Al Corriere della Sera, Bonnano, che in due anni ha rilasciato ben cinquemila multe, ha spiegato che in realtà i passeggeri lo adorano "perché i furbetti sono una minima parte. La quasi totalità degli italiani paga il biglietto e mal sopporta l’idea che ci sia chi gode dello stesso servizio senza sborsare un soldo. I passeggeri capiscono che io e i miei colleghi ci diamo da fare per evitare un’ingiustizia. Le dirò di più: la gran parte dei multati mi dice “so che sta facendo il suo lavoro”. Ecco, è il mio lavoro. Poi, certo, a volte qualcuno dà i numeri". Per quanto riguarda il rapporto con i colleghi ha dichiarato che "molti mi hanno espresso solidarietà. Ma c’è anche qualcuno che non sopporta il mio modo di lavorare, mi accusano di essere troppo rigido, sparlano alle mie spalle. Io però vado dritto per la mia strada: sui treni viaggia soltanto chi ha il biglietto". Ad ogni modo, tornare a lavorare per lui è stata una grande vittoria: "Trentotto anni di carriera. Chiudere con l’onta di un licenziamento sarebbe stato orribile. Sono rimasto a casa per un anno e mezzo percependo lo stipendio senza lavorare. Per me non era una questione di soldi: volevo tornare a indossare la mia divisa. Amo questo mestiere e ho grande rispetto per Trenitalia. Provengo da una famiglia di ferrovieri e fin da bambino sognavo di trascorrere la mia giornata andando su e giù per i vagoni".

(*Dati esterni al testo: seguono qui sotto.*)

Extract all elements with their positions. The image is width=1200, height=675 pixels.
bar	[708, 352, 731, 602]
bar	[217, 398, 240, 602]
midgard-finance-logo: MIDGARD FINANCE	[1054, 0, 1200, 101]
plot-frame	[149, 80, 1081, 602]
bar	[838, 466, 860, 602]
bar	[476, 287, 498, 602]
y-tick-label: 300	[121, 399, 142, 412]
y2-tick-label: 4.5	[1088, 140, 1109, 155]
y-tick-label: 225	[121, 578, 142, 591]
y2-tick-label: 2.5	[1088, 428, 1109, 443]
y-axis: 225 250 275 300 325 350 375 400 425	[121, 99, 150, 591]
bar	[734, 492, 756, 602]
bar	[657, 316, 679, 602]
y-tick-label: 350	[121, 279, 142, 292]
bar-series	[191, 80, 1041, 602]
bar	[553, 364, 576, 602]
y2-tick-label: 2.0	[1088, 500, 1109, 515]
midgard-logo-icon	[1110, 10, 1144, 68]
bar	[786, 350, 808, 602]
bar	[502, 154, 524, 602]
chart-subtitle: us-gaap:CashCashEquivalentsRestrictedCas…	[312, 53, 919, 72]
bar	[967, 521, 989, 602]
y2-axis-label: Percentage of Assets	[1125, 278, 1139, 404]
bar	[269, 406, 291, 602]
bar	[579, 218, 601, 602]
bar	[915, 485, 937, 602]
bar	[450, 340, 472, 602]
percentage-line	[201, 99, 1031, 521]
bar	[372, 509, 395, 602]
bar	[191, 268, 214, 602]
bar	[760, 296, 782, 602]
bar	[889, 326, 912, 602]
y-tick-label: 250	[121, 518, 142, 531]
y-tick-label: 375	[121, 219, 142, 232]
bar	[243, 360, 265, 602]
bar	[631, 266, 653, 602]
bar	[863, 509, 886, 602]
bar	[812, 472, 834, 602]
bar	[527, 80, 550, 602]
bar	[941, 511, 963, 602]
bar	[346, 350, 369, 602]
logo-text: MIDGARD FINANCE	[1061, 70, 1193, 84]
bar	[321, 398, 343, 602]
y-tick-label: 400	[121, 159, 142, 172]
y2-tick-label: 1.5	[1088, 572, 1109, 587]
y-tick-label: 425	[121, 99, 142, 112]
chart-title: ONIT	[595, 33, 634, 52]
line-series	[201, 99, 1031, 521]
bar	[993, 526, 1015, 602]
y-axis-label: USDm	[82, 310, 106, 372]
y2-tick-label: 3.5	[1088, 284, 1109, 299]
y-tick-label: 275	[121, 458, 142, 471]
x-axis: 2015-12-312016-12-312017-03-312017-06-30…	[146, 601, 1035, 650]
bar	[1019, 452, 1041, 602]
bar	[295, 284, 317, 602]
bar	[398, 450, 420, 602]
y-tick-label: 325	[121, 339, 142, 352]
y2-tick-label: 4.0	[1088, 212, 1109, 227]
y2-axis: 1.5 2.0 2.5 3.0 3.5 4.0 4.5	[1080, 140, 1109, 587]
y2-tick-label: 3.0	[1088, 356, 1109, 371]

La vicenda è finita su tutti in giornali nei giorni scorsi. Il legale di Bonanno, Lucio Spampatti, ha cosi commentato la vicenda: "Non avevo mai visto licenziare un dipendente perché lavora troppo. Una storia paradossale, considerando che stiamo parlando di un capotreno che, a furia di scoprire viaggiatori irregolari, ha fatto guadagnare a Trenitalia oltre 200mila euro".